ISO/IEC 42001:2023
is an international standard for AI management systems. It provides a
structured framework for AI governance: transparency requirements,
risk management systems, and responsible oversight of automated
decision-making. Those elements map directly to what the EU AI Act
requires from high-risk AI system operators, risk management systems,
technical documentation, human oversight design.
The alignment is documented in EU AI Act implementation guidance
and acknowledged by
NIST’s AI Risk Management Framework, which cross-references
ISO/IEC 42001 as a complementary governance standard. On March 6, 2026,
NIST’s Information Technology Laboratory AI Program hosted a webinar
on the international AI standards landscape, including ISO standards,
the clearest recent signal that standards bodies are actively working
the alignment question.
One important distinction: ISO/IEC 42001 certification is not the same
as EU AI Act compliance. Certification demonstrates that an organization
has implemented a structured AI management system meeting the standard’s
requirements. It is one pathway that supports the governance documentation
and risk management elements of EU AI Act conformity assessment,
but it does not substitute for conformity assessment itself,
and it does not address all high-risk AI system obligations under the Act.

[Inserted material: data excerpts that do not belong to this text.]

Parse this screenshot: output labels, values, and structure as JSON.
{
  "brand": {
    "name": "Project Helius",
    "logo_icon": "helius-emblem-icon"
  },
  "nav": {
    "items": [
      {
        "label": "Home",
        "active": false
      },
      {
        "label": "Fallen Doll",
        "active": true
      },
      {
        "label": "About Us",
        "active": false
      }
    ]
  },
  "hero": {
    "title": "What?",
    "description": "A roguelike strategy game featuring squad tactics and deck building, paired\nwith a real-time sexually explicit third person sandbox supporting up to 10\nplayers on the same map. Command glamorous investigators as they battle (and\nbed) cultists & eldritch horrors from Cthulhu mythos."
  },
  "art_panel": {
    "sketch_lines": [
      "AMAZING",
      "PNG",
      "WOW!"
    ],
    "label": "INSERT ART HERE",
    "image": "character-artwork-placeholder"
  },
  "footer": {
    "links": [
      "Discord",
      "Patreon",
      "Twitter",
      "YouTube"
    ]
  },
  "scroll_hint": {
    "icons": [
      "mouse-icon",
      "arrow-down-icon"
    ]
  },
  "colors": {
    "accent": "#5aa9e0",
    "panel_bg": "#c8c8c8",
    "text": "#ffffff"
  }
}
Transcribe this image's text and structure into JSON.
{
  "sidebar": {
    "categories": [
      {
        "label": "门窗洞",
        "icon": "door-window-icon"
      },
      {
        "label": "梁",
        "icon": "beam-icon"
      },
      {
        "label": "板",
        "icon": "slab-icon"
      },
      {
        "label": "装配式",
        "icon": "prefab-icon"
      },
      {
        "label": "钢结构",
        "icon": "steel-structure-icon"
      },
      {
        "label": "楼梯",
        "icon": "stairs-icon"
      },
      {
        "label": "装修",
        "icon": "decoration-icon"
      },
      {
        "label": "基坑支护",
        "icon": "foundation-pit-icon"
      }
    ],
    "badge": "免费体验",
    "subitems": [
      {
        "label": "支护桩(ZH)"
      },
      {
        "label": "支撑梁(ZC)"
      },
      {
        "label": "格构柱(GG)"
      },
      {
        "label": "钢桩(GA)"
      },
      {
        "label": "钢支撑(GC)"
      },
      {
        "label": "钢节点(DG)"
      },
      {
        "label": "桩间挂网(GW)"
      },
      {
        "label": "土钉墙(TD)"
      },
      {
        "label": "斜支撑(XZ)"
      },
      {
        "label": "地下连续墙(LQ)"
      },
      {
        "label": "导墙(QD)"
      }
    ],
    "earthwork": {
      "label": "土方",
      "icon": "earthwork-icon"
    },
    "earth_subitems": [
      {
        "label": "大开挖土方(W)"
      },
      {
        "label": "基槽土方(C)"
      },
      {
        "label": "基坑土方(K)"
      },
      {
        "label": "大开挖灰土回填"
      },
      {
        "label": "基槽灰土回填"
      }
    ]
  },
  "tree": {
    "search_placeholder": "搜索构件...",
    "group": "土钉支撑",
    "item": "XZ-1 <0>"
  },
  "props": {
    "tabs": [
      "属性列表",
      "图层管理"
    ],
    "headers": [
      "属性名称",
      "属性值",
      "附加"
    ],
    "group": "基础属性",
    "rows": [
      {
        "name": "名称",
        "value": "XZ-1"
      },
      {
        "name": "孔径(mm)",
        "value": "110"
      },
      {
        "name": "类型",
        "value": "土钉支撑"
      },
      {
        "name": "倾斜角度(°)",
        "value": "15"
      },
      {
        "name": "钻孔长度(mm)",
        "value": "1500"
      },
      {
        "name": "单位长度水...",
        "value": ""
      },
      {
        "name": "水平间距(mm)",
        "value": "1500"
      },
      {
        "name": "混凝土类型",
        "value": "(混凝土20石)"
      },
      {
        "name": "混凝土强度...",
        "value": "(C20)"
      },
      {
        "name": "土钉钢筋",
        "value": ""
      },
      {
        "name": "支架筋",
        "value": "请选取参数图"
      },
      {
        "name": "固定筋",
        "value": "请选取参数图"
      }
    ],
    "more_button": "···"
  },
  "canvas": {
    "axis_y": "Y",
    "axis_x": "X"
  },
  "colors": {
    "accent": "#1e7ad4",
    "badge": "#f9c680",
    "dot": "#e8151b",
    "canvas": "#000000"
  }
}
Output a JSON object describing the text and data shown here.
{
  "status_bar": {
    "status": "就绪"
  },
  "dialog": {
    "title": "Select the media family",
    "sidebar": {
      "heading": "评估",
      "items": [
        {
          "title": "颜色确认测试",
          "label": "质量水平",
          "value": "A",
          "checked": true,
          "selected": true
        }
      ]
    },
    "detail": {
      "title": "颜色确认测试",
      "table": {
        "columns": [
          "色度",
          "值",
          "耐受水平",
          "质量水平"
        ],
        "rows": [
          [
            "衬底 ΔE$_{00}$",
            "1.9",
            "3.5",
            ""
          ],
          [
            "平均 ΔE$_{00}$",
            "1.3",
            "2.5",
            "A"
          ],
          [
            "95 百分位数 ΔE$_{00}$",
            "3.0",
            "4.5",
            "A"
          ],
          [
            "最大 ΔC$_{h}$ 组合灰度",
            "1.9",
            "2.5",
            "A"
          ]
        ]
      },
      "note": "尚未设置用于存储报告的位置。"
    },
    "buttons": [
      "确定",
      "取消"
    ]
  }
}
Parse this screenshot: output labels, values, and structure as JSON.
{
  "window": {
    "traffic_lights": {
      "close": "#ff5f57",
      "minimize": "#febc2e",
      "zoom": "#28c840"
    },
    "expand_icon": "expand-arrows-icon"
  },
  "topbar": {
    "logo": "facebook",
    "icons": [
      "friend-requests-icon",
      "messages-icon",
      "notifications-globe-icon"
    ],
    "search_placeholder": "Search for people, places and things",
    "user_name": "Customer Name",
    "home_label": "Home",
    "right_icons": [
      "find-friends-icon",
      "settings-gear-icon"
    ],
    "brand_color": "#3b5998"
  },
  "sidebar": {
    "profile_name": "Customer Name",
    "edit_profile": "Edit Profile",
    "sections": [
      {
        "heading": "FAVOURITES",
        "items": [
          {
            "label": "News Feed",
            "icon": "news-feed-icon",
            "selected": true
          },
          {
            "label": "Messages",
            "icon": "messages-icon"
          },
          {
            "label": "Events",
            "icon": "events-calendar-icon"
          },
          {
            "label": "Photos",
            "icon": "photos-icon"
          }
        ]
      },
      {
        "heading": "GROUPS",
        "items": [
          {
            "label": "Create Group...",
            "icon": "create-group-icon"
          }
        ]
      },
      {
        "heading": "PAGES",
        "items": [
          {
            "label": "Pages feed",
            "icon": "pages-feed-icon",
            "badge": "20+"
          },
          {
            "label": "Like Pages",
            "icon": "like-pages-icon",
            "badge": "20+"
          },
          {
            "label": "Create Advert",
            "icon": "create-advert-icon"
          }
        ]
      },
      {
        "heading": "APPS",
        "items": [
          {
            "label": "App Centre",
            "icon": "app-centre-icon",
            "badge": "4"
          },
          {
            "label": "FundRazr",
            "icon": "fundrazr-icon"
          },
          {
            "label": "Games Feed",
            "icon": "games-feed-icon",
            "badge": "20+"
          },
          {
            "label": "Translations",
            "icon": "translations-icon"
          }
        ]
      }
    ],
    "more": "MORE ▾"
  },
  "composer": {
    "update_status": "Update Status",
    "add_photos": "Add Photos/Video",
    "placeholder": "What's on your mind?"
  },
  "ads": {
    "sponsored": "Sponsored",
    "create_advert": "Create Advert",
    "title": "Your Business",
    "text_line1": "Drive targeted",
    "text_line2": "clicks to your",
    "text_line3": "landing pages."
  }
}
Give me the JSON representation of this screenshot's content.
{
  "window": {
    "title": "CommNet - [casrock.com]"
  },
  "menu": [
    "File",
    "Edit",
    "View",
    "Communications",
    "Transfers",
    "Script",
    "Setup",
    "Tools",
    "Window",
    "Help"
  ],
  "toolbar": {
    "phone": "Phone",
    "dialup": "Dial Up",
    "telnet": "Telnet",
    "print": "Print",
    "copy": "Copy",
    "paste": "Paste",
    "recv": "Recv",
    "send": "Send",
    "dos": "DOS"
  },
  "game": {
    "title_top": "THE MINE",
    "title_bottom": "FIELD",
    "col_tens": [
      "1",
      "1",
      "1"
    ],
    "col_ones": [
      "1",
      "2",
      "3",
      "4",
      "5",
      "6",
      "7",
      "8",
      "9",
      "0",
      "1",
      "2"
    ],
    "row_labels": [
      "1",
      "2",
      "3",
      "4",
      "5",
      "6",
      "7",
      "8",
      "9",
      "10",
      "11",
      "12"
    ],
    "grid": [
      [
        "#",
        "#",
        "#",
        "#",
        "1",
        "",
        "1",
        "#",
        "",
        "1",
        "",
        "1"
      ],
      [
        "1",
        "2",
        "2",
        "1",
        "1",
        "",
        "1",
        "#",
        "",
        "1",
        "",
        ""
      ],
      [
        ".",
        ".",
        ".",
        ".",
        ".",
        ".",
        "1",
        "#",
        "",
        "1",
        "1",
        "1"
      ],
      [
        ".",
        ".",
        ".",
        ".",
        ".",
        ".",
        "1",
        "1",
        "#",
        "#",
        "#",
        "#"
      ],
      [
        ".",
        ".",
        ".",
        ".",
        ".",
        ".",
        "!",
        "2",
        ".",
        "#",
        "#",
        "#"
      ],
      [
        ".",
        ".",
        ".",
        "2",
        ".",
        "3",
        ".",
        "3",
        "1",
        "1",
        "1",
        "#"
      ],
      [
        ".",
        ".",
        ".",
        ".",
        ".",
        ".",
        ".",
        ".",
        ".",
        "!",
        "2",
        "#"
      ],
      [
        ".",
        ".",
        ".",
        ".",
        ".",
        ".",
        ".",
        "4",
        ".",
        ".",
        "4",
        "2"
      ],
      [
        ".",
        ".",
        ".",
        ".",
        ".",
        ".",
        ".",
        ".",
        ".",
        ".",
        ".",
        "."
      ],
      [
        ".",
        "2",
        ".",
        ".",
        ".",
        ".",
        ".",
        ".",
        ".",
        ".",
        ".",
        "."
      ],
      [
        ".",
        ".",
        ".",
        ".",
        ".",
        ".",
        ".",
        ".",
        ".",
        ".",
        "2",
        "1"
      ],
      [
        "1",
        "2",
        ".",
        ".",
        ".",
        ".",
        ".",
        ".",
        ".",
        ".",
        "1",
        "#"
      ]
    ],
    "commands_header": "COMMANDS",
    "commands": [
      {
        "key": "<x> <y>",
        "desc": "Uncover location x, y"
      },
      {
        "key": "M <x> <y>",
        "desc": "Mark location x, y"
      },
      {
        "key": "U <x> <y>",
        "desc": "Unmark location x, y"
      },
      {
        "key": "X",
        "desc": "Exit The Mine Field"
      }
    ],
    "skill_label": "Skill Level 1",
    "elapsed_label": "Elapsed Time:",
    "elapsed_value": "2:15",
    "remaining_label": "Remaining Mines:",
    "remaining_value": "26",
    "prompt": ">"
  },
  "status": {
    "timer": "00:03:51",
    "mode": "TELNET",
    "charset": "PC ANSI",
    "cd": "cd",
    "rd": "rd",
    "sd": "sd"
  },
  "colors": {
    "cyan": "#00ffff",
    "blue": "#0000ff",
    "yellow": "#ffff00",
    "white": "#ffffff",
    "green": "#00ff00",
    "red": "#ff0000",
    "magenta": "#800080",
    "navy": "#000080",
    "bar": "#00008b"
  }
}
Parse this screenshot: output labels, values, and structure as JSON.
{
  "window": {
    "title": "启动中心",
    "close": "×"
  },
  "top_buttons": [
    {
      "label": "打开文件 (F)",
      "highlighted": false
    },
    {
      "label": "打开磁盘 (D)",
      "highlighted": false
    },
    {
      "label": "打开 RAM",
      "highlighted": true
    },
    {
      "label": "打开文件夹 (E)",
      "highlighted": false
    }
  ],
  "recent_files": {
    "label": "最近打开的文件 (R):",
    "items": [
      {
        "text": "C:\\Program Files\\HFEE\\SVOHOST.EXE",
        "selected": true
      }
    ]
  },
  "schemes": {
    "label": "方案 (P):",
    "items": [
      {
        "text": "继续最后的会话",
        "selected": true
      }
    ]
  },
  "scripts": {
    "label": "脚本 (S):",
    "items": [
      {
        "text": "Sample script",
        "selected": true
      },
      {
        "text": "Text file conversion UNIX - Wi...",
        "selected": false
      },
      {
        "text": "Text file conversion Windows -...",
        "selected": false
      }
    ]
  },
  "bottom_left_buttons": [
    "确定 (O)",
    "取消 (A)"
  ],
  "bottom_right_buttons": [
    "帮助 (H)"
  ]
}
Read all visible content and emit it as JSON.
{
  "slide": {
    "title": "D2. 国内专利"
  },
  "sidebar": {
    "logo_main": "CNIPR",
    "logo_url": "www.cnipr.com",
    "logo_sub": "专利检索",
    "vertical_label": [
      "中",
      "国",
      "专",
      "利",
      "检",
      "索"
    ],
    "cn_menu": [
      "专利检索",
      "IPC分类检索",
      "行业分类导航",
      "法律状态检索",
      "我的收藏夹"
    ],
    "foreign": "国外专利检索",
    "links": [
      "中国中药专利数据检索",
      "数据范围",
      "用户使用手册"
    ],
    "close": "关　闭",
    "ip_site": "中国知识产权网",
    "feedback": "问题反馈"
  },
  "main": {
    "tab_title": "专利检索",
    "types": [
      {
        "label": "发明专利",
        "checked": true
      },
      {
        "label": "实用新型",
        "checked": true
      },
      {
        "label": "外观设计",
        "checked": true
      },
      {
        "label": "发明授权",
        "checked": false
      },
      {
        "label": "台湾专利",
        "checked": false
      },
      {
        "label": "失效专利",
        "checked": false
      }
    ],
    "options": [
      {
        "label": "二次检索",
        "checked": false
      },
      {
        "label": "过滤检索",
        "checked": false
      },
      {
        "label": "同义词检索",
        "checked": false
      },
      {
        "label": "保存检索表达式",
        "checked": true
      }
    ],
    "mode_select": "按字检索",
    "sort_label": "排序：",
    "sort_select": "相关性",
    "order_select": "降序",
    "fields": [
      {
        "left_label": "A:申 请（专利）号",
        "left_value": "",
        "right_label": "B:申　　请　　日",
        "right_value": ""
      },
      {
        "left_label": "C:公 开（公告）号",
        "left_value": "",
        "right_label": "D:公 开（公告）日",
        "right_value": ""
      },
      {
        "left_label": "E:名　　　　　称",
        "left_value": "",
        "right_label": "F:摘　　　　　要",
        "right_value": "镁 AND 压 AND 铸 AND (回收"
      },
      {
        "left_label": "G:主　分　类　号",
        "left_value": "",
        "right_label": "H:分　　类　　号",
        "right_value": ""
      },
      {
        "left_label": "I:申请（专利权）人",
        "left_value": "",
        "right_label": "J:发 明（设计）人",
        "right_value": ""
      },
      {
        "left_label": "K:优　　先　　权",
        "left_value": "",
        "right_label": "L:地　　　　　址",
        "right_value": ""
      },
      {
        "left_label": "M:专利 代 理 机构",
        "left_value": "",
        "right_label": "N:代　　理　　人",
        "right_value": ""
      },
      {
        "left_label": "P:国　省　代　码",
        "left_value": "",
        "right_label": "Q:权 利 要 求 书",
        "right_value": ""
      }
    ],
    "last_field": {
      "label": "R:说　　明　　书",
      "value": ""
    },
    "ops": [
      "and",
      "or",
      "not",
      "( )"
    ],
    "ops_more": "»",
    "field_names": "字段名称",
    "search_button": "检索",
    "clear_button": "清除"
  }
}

Compliance Group announced on March 5, 2026 that it had received
ISO/IEC 42001:2023 certification, according to a company press release.
This has not been independently verified beyond the company’s announcement.
For compliance teams navigating the August 2 deadline, the practical
question is whether an ISO/IEC 42001 implementation project is the
right starting structure for EU AI Act preparation. For organizations
that have not yet established formal AI governance documentation,
the answer is often yes, with the explicit understanding that
the standard gets you structured, not compliant.